In early 2003 I was contacted by two (now former) Apple engineers, Nathan Slingerland and Sanjay Patel, about demonstrating Noble Ape at Apple's World Wide Developer Conference (WWDC). Since that time, Apple has distributed a version of the Noble Ape in the CHUD Tools with every new Mac Apple sells and also available for download in the CHUD Tools on Apple's site. Noble Ape is demonstrated by Apple at their Developer Kitchens and a number of other public and private displays of Apple's hardware technology. It was also demonstrated at Apple's WWDC 2006 by INTEL engineers.

Apple and INTEL's display of Noble Ape has been a huge boost to the development. It provides a great deal of street credibility to the Simulation. I get a number of positive emails from Mac developers who have used aspects of the Noble Ape in their own development. It is great that the metaphoric monkey project can give back so much to the Mac development community.

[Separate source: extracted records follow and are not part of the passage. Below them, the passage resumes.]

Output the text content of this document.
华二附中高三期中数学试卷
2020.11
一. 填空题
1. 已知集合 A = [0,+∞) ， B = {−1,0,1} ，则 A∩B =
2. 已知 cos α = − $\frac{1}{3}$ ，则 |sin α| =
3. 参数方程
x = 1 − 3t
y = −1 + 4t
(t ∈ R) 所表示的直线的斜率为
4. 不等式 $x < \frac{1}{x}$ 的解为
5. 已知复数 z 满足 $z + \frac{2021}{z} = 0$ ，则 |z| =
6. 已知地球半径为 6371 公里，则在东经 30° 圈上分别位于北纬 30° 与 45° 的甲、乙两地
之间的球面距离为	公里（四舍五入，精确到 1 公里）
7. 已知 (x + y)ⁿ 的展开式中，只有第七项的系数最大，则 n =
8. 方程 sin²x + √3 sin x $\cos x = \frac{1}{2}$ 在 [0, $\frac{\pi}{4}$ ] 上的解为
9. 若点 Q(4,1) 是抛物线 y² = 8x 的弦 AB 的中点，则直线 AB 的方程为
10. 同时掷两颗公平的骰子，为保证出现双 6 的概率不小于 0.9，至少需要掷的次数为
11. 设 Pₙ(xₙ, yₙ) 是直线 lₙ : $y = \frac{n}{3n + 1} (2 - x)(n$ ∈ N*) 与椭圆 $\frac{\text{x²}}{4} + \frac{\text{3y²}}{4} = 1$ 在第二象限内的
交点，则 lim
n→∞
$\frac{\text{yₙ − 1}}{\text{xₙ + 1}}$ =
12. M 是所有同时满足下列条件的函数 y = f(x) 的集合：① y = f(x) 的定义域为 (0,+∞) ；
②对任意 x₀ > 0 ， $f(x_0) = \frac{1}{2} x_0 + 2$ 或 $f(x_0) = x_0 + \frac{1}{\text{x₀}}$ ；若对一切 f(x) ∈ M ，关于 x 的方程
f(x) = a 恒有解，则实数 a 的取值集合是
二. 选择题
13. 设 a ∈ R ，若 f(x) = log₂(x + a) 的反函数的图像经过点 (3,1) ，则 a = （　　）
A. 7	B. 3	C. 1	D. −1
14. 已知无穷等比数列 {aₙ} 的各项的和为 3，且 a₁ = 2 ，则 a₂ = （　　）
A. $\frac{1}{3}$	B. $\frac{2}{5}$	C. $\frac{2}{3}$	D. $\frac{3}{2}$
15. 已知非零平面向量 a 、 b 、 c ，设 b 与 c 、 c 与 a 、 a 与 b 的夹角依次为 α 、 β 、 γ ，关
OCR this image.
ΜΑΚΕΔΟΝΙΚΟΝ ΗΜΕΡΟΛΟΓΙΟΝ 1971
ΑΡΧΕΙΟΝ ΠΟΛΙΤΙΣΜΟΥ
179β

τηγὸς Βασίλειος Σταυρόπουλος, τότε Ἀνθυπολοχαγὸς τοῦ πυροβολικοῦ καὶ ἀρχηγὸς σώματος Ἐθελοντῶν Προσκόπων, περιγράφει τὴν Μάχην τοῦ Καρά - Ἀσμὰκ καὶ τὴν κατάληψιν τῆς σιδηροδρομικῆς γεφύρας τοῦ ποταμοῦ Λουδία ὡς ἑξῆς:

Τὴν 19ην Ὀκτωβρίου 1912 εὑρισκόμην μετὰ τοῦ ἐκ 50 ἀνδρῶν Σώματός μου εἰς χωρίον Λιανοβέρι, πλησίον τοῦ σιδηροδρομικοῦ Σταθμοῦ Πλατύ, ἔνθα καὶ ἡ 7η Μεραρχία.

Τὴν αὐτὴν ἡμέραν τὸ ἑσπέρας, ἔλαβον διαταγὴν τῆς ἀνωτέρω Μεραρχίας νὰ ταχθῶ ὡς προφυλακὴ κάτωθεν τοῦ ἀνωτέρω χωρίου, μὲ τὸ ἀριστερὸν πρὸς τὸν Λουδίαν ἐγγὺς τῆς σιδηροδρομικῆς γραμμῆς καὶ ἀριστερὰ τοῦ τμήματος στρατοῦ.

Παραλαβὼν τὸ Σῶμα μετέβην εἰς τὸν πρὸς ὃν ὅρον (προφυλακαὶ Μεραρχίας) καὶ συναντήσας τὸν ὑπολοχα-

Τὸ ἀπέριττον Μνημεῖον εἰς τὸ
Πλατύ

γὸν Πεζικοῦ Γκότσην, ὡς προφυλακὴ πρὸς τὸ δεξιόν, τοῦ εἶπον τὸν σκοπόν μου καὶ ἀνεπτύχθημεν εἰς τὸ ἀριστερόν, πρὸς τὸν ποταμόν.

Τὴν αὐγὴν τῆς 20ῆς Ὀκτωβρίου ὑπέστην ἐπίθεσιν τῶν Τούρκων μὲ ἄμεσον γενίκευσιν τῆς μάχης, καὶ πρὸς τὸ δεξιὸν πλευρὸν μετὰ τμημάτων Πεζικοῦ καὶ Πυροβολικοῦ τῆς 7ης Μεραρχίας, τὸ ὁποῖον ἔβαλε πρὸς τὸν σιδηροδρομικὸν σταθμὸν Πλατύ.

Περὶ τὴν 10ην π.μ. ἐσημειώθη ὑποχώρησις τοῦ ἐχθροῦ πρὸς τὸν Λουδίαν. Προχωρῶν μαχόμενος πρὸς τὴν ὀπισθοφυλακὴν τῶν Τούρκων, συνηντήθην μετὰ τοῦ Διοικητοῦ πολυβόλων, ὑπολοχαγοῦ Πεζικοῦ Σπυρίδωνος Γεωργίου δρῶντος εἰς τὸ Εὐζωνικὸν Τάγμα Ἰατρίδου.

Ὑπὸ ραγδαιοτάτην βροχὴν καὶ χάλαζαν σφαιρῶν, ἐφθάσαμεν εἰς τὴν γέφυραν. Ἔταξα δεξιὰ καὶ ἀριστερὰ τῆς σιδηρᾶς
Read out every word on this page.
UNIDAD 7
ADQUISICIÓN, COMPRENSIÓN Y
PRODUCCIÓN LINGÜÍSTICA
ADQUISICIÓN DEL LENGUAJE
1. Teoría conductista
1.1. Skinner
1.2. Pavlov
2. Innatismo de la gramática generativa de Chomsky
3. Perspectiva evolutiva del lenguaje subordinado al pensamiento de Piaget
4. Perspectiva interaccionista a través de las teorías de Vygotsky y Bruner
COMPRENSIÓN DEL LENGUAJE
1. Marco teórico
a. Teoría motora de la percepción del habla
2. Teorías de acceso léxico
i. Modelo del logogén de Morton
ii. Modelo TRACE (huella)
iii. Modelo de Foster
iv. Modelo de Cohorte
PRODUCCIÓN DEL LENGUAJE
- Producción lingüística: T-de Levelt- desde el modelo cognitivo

Nathan Slingerland and Sanjay Patel have been outstanding in their contributions to the Noble Ape development.

More recently, Noble Ape has received the thankful assistance of Rick Altherr, Eric Miller and Bryan Follis at Apple, Justin L. Landon, Michael Lewis, Michael W. Yi, Pallavi Mehrotra and Phil Kerly at INTEL, with the management oversight of Myke Smith at Apple.

Many thanks also needs to go to Dr. Ernest Prabhakar, Apple's Open Source Project Manager, who contributed his 15% Friends and Family discount to assist with the purchase of an INTEL Mac mini for Noble Ape development.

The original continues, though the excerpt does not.